Defending its position on net neutrality, Facebook chief Mark Zuckerberg on Friday said its Internet.org – a platform, with Reliance Communications as its India partner, which offers free access to data and customers and – has benefited several people in the country.
Similarly, Bharti Airtel, whose Airtel Zero venture was also drawn into the debate, said it is completely committed to net neutrality.
Zuckerberg mentioned in his Facebook post: "Over the past week in India, there has been a lot written about Internet.org and net neutrality. I’d like to share my position on these topics here for everyone to see."
"We’ve made some great progress, and already more than 800 million people in 9 countries can now access free basic services through Internet.org," he said.
"In India, we’ve already rolled out free basic services on the Reliance network to millions of people in Tamil Nadu, Maharashtra, Andhra Pradesh, Gujarat, Kerala and Telangana. And we just launched in Indonesia on the Indosat network today (Friday)," Zuckerberg added.
Net neutrality means that governments and internet service providers should treat all data on the internet equally, thereby not charging users, content, platforms, sites, applications or modes of communication differentially.
"We’re proud of this progress. But some people have criticised the concept of zero-rating that allows Internet.org to deliver free basic internet services, saying that offering some services for free goes against the spirit of net neutrality. I strongly disagree with this."
"We fully support net neutrality. We want to keep the internet open. Net neutrality ensures network operators don’t discriminate by limiting access to services you want to use. It’s an essential part of the open internet, and we are fully committed to it," he said.
"But net neutrality is not in conflict with working to get more people connected. These two principles — universal connectivity and net neutrality — can and must coexist," he stated.
The Facebook chief clarified: "Internet.org doesn’t block or throttle any other services or create fast lanes — and it never will. We’re open for all mobile operators and we’re not stopping anyone from joining. We want as many internet providers to join so as many people as possible can be connected."
Reacting to the ongoing debate on net neutrality, Bharti Airtel said: "Over the last few days you may have seen a lot of conversation on our toll free platform Airtel Zero.
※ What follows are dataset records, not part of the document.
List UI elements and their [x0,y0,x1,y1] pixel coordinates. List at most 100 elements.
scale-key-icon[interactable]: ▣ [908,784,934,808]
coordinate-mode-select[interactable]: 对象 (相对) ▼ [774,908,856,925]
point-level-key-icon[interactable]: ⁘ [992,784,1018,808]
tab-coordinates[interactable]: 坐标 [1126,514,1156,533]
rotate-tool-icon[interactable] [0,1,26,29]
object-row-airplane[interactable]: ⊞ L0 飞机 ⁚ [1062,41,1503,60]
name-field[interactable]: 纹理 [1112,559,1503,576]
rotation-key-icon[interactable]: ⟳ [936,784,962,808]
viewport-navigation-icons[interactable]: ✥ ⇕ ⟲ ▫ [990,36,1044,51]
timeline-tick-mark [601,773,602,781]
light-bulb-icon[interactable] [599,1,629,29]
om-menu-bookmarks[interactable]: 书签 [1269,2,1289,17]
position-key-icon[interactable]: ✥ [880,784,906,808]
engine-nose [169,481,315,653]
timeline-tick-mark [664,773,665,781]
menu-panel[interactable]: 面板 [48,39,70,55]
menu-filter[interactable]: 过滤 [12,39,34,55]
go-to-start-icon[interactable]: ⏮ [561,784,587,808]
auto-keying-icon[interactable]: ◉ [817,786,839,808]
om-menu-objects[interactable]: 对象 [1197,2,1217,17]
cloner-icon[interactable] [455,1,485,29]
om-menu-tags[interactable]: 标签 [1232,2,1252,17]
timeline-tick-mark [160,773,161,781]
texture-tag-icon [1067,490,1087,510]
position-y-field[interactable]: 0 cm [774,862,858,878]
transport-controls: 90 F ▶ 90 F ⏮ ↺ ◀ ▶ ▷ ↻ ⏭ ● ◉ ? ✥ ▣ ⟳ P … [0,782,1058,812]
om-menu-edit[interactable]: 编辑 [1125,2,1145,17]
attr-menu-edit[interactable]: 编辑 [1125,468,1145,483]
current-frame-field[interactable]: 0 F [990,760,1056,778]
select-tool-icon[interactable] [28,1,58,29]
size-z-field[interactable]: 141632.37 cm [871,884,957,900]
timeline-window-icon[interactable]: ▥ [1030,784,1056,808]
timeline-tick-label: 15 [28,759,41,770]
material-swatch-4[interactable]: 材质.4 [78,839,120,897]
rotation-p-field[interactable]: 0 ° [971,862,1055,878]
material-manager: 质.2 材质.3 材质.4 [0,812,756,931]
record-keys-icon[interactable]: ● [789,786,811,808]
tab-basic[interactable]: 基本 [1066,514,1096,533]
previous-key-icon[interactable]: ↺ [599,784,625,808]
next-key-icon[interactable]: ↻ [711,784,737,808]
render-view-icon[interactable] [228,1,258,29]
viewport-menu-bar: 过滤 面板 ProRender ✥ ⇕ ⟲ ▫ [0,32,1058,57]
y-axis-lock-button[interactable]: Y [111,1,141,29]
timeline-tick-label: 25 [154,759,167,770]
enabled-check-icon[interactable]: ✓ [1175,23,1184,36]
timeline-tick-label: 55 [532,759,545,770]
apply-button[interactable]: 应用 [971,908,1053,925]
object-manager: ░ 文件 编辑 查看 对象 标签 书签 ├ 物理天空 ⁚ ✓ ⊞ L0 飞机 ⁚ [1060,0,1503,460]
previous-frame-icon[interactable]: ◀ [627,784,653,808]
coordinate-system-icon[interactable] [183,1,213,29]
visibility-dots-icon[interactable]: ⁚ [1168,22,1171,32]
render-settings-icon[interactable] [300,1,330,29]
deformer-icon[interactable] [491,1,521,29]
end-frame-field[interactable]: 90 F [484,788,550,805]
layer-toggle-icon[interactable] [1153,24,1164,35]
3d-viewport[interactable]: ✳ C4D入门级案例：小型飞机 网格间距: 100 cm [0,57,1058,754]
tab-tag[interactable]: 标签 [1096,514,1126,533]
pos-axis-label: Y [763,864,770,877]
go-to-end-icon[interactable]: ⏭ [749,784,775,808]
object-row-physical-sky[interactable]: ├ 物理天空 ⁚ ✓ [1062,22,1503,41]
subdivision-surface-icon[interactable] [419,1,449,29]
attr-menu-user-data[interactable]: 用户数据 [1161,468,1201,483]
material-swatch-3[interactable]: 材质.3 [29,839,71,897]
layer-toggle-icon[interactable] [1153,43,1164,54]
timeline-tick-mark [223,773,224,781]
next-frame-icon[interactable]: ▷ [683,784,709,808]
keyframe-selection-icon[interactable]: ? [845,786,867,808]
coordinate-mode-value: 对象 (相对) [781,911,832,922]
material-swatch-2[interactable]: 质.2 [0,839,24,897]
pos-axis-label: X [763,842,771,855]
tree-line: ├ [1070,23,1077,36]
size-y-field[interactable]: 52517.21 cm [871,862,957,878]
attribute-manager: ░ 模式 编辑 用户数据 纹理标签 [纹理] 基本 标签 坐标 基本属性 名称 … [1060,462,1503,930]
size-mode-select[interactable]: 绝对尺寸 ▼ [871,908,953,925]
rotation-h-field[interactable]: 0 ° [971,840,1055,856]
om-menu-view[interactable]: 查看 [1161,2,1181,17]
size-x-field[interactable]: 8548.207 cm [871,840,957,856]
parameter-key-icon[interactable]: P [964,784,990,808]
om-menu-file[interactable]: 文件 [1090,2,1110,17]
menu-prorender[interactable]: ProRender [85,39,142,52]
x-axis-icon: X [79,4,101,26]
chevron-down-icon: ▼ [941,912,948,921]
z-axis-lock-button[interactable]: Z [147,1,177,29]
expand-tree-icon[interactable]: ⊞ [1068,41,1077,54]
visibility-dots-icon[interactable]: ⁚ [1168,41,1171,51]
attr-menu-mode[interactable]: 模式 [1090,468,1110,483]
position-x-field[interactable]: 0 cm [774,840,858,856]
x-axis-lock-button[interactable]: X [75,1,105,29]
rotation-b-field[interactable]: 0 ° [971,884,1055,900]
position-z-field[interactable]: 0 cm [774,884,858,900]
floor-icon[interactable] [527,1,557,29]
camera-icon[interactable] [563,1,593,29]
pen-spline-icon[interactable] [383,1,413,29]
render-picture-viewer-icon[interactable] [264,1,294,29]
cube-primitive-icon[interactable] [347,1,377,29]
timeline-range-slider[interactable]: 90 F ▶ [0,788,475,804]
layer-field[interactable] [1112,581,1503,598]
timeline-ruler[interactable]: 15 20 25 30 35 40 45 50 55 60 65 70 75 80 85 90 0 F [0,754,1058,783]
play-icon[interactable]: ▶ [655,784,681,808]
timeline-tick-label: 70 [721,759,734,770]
It has been painted as a move that violates net neutrality and we have been very concerned at the incorrect information that has been carried by some quarters in the media as well as in social media. I wanted to take this opportunity to clear the air and reiterate that we are completely committed to net neutrality."
"Airtel Zero is a technology platform that connects application providers to their customers for free. The platform allows any content or application provider to enroll on it so that their customers can visit these sites for free. Instead of charging customers, we charge the providers who choose to get onto the platform," Bharti Airtel managing director and chief executive officer (India and South Asia) Gopal Vittal said in a letter to employees.
Vittal clarified that the platform is open to all application developers, content providers and internet sites on an equal basis.
"The same rate card is offered to all these providers on a totally non-discriminatory basis."
"There has been a deliberate effort by some quarters to confuse people that we will offer differential speeds or differential access for different sites. This is untrue. After all we earn revenues from data. If there are more customers who are on the Internet the better it is for our business."
"Our revenues are not dependent on which sites they visit because we charge on the basis of consumption of mega bytes not which site they visited," Vittal added.
He mentioned that the company stands fully committed to net neutrality to ensure the goals of the Prime Minister’s vision of digital India are met.